After a sumptuous banquet, Edison, Ford and Hoover went to the reconstructed Menlo Lab in Greenfield Village to recreate the lighting of the first electric lamp. There, Edison and Francis Jehl, his former assistant, both went to work—much like they had half a century earlier, preparing to forever change the world. As they worked, McNamee narrated to a hushed world: "Mr. Edison has two wires in his hand; now he is reaching up to the old lamp; now he is making the connection.… It lights! Light's Golden Jubilee has come to a triumphant climax."

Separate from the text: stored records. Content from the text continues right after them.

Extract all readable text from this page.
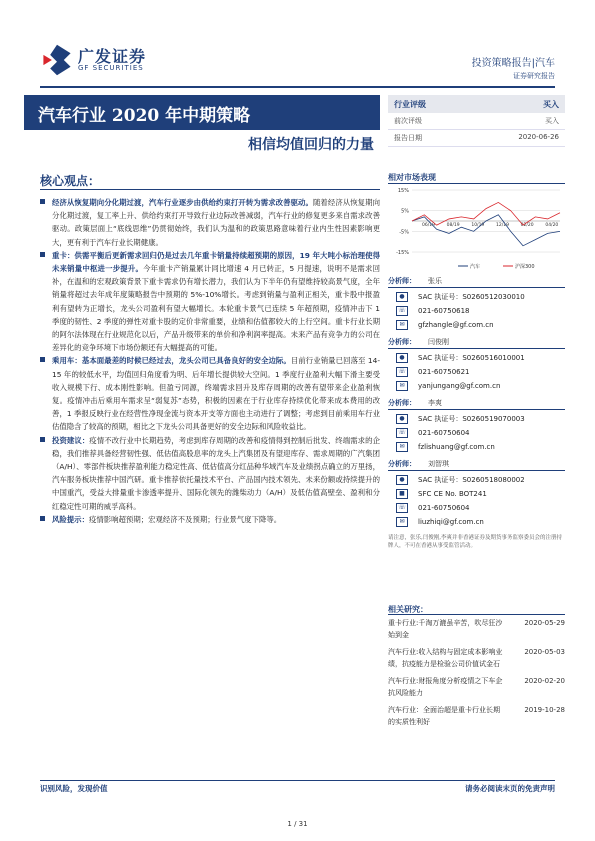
广发证券
GF SECURITIES	投资策略报告|汽车
证券研究报告
汽车行业 2020 年中期策略
相信均值回归的力量
行业评级	买入
前次评级	买入
报告日期	2020-06-26
核心观点：

经济从恢复期向分化期过渡，汽车行业逐步由供给约束打开转为需求改善驱动。随着经济从恢复期向分化期过渡，复工率上升、供给约束打开导致行业边际改善减弱，汽车行业的修复更多来自需求改善驱动。政策层面上“底线思维”仍贯彻始终，我们认为温和的政策思路意味着行业内生性因素影响更大，更有利于汽车行业长期健康。

重卡：供需平衡后更新需求回归仍是过去几年重卡销量持续超预期的原因，19 年大吨小标治理使得未来销量中枢进一步提升。今年重卡产销量累计同比增速 4 月已转正，5 月提速，说明不是需求回补，在温和的宏观政策背景下重卡需求仍有增长潜力，我们认为下半年仍有望维持较高景气度，全年销量将超过去年成年度策略报告中预期的 5%-10%增长。考虑到销量与盈利正相关，重卡股中报盈利有望转为正增长，龙头公司盈利有望大幅增长。本轮重卡景气已连续 5 年超预期，疫情冲击下 1 季度的韧性、2 季度的弹性对重卡股的定价非常重要，业绩和估值都较大的上行空间。重卡行业长期的阿尔法体现在行业规范化以后，产品升级带来的单价和净利润率提高。未来产品有竞争力的公司在差异化的竞争环境下市场份额还有大幅提高的可能。

乘用车：基本面最差的时候已经过去，龙头公司已具备良好的安全边际。目前行业销量已回落至 14-15 年的较低水平，均值回归角度看为明、后年增长提供较大空间。1 季度行业盈利大幅下滑主要受收入规模下行、成本刚性影响。但盈亏同源，终端需求回升及库存周期的改善有望带来企业盈利恢复。疫情冲击后乘用车需求呈“弱复苏”态势，积极的因素在于行业库存持续优化带来成本费用的改善，1 季报反映行业在经营性净现金流与资本开支等方面也主动进行了调整；考虑到目前乘用车行业估值隐含了较高的预期，相比之下龙头公司具备更好的安全边际和风险收益比。

投资建议：疫情不改行业中长期趋势，考虑到库存周期的改善和疫情得到控制后批发、终端需求的企稳，我们推荐具备经营韧性强、低估值高股息率的龙头上汽集团及有望迎库存、需求周期的广汽集团（A/H）、零部件板块推荐盈利能力稳定性高、低估值高分红品种华域汽车及业绩拐点确立的万里扬，汽车服务板块推荐中国汽研。重卡推荐依托量技术平台、产品国内技术领先、未来份额或持续提升的中国重汽，受益大排量重卡渗透率提升、国际化领先的潍柴动力（A/H）及低估值高壁垒、盈利和分红稳定性可期的威孚高科。

风险提示：疫情影响超预期；宏观经济不及预期；行业景气度下降等。

相对市场表现
15%
5%
-5%
-15%
06/19	08/19	10/19	12/19	02/20	04/20
汽车	沪深300
分析师： 张乐
●	SAC 执证号：S0260512030010
☏	021-60750618
✉	gfzhangle@gf.com.cn
分析师： 闫俊刚
●	SAC 执证号：S0260516010001
☏	021-60750621
✉	yanjungang@gf.com.cn
分析师： 李爽
●	SAC 执证号：S0260519070003
☏	021-60750604
✉	fzlishuang@gf.com.cn
分析师： 刘智琪
●	SAC 执证号：S0260518080002
■	SFC CE No. BOT241
☏	021-60750604
✉	liuzhiqi@gf.com.cn
请注意，张乐,闫俊刚,李爽并非香港证券及期货事务监察委员会的注册持牌人，不可在香港从事受监管活动。
相关研究：
重卡行业:千淘万漉虽辛苦，吹尽狂沙始到金
2020-05-29
汽车行业:收入结构与固定成本影响业绩，抗疫能力是检验公司价值试金石
2020-05-03
汽车行业:财报角度分析疫情之下车企抗风险能力
2020-02-20
汽车行业：全面治超是重卡行业长期的实质性利好
2019-10-28
识别风险，发现价值	请务必阅读末页的免责声明
1 / 31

As the connection was made in the Menlo Lab, the museum building was bathed in light and a replica of the Liberty Bell, cast from the same mold, sounded in the belfry. Overhead a plane flew by with the word “ Edison” and the dates “79” and “29” illuminated under the wings. Car horns sounded, lights flashed on and off, and the world bathed itself in electric light in tribute to Edison.

Worldwide publicity of the Light’s Golden Jubilee event encouraged Americans from coast to coast—and people around the world—to participate in the celebration. People huddled around their radios, plunged into near darkness, using only candles or gas lamps for light, waiting for Edison's successful re-creation as a cue to turn on their lights as part of the celebration. Small towns and large cities put on elaborate light displays.

After the reenactment, Ford, Hoover, Edison and Jehl returned to the museum to hear Edison ’s speech, accolades from Madame Curie and President Hoover, and a radio address by Albert Einstein broadcast from Germany. Henry Ford, not wishing to steal the spotlight from his friend, did not speak or allow photographs at the evening ceremony.

This event was just the beginning—Ford’s tribute to Edison and American ingenuity was a lasting one. The artifacts and buildings Ford gathered for his indoor and outdoor museums, now known collectively as The Henry Ford, have told stories of American innovation for 75 years. They will continue to inspire countless generations to come.